Furthermore, he added, the government should be able to monitor the effectiveness of the use of the loans, based on the criteria of measurability, accountability and cost recovery.

"Also important is to identify the exit strategy of the (foreign) loan so that it won't be perpetual, the transparency of each project to be financed, and to quickly recognize possible project failures," Prasetijono said.

He stressed that such a strategy was crucial to ease pressure on the state budget, and in the efforts to set aside higher financing for development purposes.

He explained that several problems remained in effectively using foreign loans, such as the absence of a specific institution that managed loans to boost coordination, the poor planning of the intended projects, and the ineffective use of bonds.

Debt-trapped Indonesia has been mired in billions of dollars of debts and forced to practice tight fiscal policies over the past few years to increase revenue, mostly from taxes, to repay the debts.

The tight policies, analysts say, are some of the factors that deters investors from investing in the country due to the lower revenue margin they could collect.

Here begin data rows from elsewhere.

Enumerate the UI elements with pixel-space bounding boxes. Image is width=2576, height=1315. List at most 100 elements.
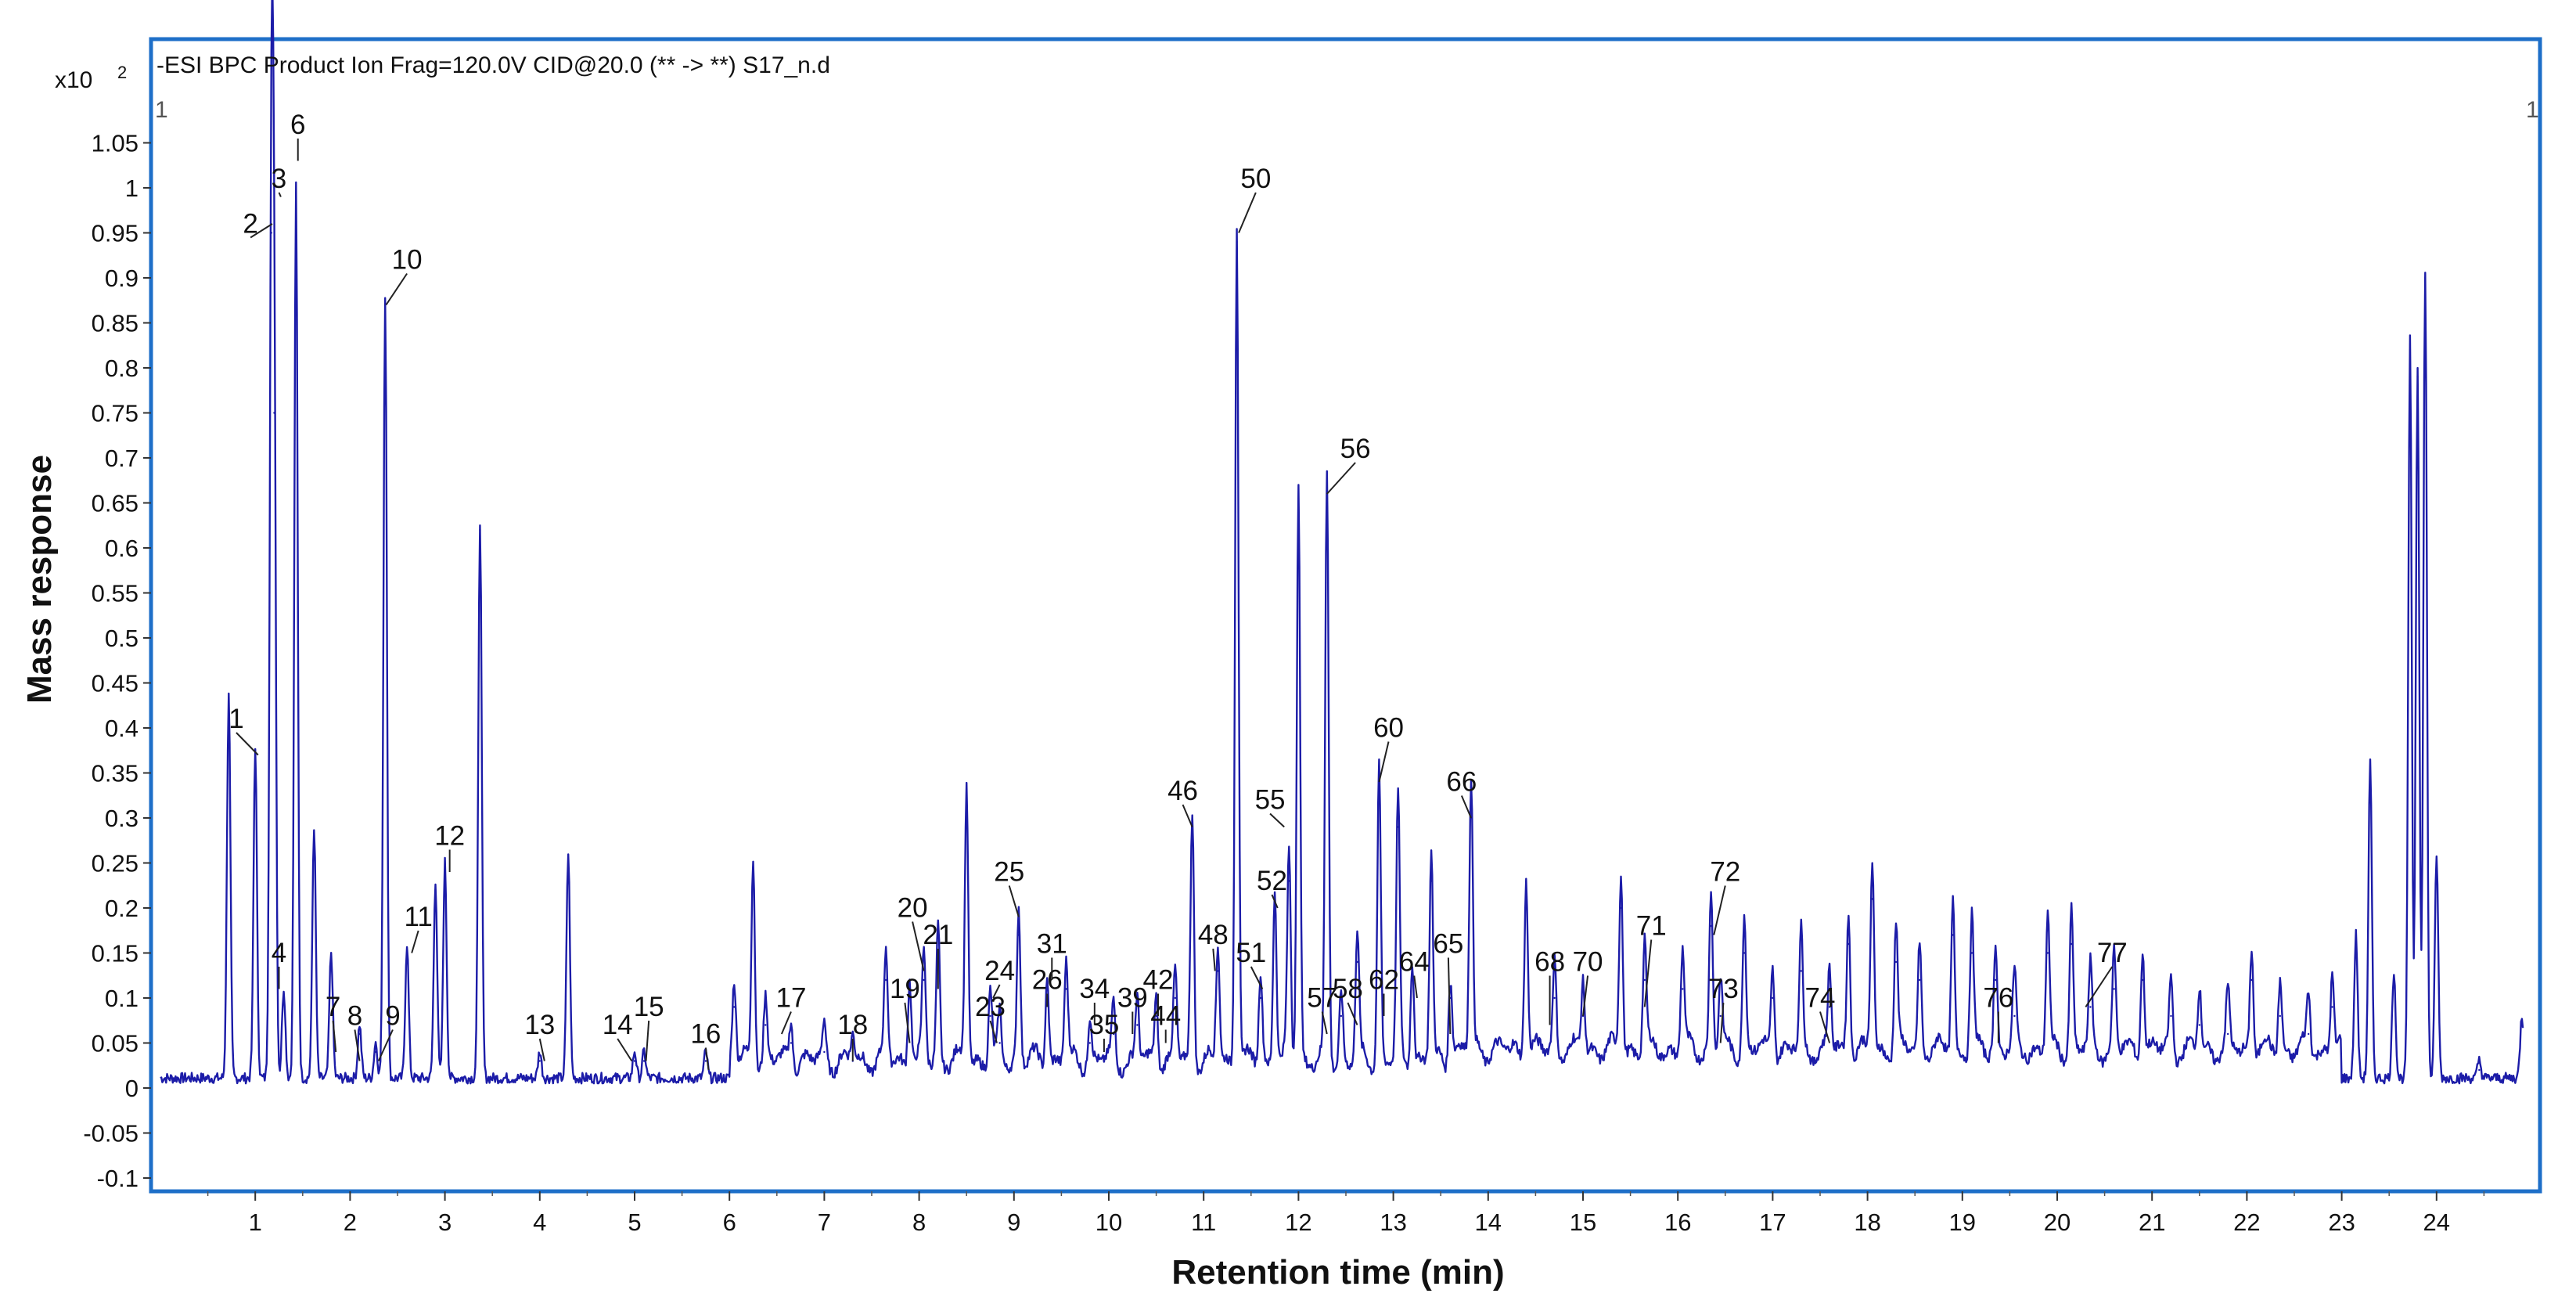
peak-leader-line: [704, 1047, 710, 1071]
peak-apex: [479, 528, 481, 531]
peak-apex: [1643, 978, 1646, 982]
y-tick-label: 0.1: [105, 985, 139, 1012]
peak-apex: [1871, 898, 1873, 900]
peak-apex: [1894, 960, 1898, 964]
peak-apex: [295, 196, 297, 198]
x-axis-label: Retention time (min): [1171, 1253, 1504, 1292]
x-tick-label: 5: [628, 1209, 641, 1236]
peak-leader-line: [1447, 957, 1452, 1035]
y-tick-label: 0.35: [92, 760, 139, 787]
y-tick-label: 1: [125, 175, 139, 202]
peak-apex: [1682, 988, 1684, 990]
peak-apex: [1397, 826, 1399, 828]
scale-factor-label: x10: [55, 67, 92, 93]
chromatogram-trace: [160, 0, 2524, 1085]
peak-label: 31: [1037, 929, 1067, 960]
peak-label: 39: [1117, 983, 1148, 1014]
peak-label: 18: [837, 1010, 868, 1040]
peak-apex: [2198, 1024, 2200, 1026]
peak-apex: [329, 960, 333, 964]
y-tick-label: 0.8: [105, 355, 139, 382]
x-tick-label: 4: [533, 1209, 546, 1236]
peak-apex: [282, 996, 285, 1000]
peak-leader-line: [992, 984, 1001, 999]
x-tick-label: 16: [1664, 1209, 1691, 1236]
y-tick-label: 0.9: [105, 265, 139, 292]
peak-label: 50: [1240, 164, 1271, 194]
peak-apex: [1259, 996, 1262, 1000]
peak-apex: [2331, 1006, 2333, 1008]
peak-leader-line: [1182, 804, 1193, 827]
peak-apex: [1326, 502, 1328, 504]
peak-label: 44: [1150, 1001, 1181, 1032]
peak-apex: [2393, 978, 2395, 982]
peak-apex: [1970, 952, 1973, 954]
peak-apex: [633, 1060, 636, 1062]
peak-apex: [313, 834, 315, 838]
peak-apex: [1828, 1006, 1831, 1008]
peak-apex: [444, 870, 446, 874]
peak-label: 55: [1255, 785, 1286, 816]
peak-leader-line: [354, 1029, 361, 1061]
peak-apex: [790, 1042, 793, 1044]
peak-label: 15: [634, 992, 664, 1022]
x-tick-label: 23: [2328, 1209, 2355, 1236]
peak-apex: [2170, 1014, 2172, 1018]
peak-apex: [2520, 1024, 2524, 1026]
peak-label: 46: [1167, 776, 1198, 806]
y-tick-label: 0.2: [105, 895, 139, 922]
peak-label: 62: [1369, 965, 1399, 996]
peak-apex: [1553, 996, 1556, 1000]
x-tick-label: 12: [1285, 1209, 1311, 1236]
peak-apex: [1288, 880, 1290, 882]
scale-factor-exponent: 2: [117, 63, 127, 82]
peak-leader-line: [2085, 966, 2114, 1008]
peak-apex: [1719, 1014, 1722, 1018]
peak-apex: [1273, 906, 1276, 910]
peak-label: 48: [1198, 920, 1229, 950]
peak-leader-line: [645, 1020, 650, 1061]
peak-apex: [2089, 1006, 2092, 1008]
peak-apex: [642, 1060, 646, 1062]
peak-apex: [1952, 934, 1954, 936]
y-tick-label: 0.45: [92, 670, 139, 697]
x-tick-label: 21: [2139, 1209, 2165, 1236]
peak-leader-line: [617, 1038, 633, 1062]
peak-apex: [1995, 978, 1997, 982]
peak-apex: [2141, 978, 2144, 982]
peak-label: 12: [434, 821, 465, 852]
peak-label: 10: [392, 245, 423, 276]
peak-apex: [273, 412, 275, 414]
peak-leader-line: [411, 930, 419, 953]
peak-apex: [1710, 924, 1712, 928]
x-tick-label: 19: [1949, 1209, 1976, 1236]
y-tick-label: 1.05: [92, 130, 139, 157]
peak-apex: [2070, 942, 2073, 946]
peak-label: 3: [272, 164, 286, 194]
peak-label: 13: [524, 1010, 555, 1040]
peak-apex: [1217, 970, 1219, 972]
peak-leader-line: [1269, 812, 1285, 828]
peak-apex: [228, 700, 230, 702]
peak-leader-line: [1271, 894, 1279, 909]
y-tick-label: 0.85: [92, 310, 139, 337]
peak-label: 66: [1446, 767, 1477, 798]
peak-apex: [1800, 970, 1802, 972]
peak-apex: [270, 232, 273, 234]
peak-label: 68: [1534, 947, 1565, 978]
peak-apex: [2416, 376, 2419, 378]
peak-leader-line: [278, 192, 282, 197]
x-tick-label: 10: [1096, 1209, 1122, 1236]
peak-apex: [567, 862, 570, 864]
peak-leader-line: [1238, 192, 1257, 233]
peak-apex: [1155, 1014, 1157, 1018]
peak-apex: [2307, 1032, 2310, 1036]
peak-label: 14: [603, 1010, 633, 1040]
peak-label: 9: [385, 1001, 400, 1032]
peak-label: 20: [898, 893, 928, 924]
peak-label: 26: [1032, 965, 1063, 996]
peak-label: 57: [1307, 983, 1337, 1014]
peak-apex: [1411, 978, 1414, 982]
y-tick-label: 0.75: [92, 400, 139, 427]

According to Bappenas data, the government's foreign debts currently stand at US$80.91 billion, which is 32 percent of the gross domestic product (GDP). The figure is higher than in 2002 ($74.49 billion, or 35 percent of GDP), and in 2001 ($69.40 billion or 42.8 percent of GDP).

The debt ratio to GDP started to show a declining trend in 2000, but was largely attributed to higher economic growth rather than declining debts.

Most of the debts, according to the data, are allocated for the development of infrastructure, especially in the transportation and energy sectors.

Based on the composition, 35.65 percent of the government's debts for the last 10 years are from bilateral loans, followed with 27.77 percent from multilateral institutions, except the International Monetary Fund, while the rest are mainly from export credits.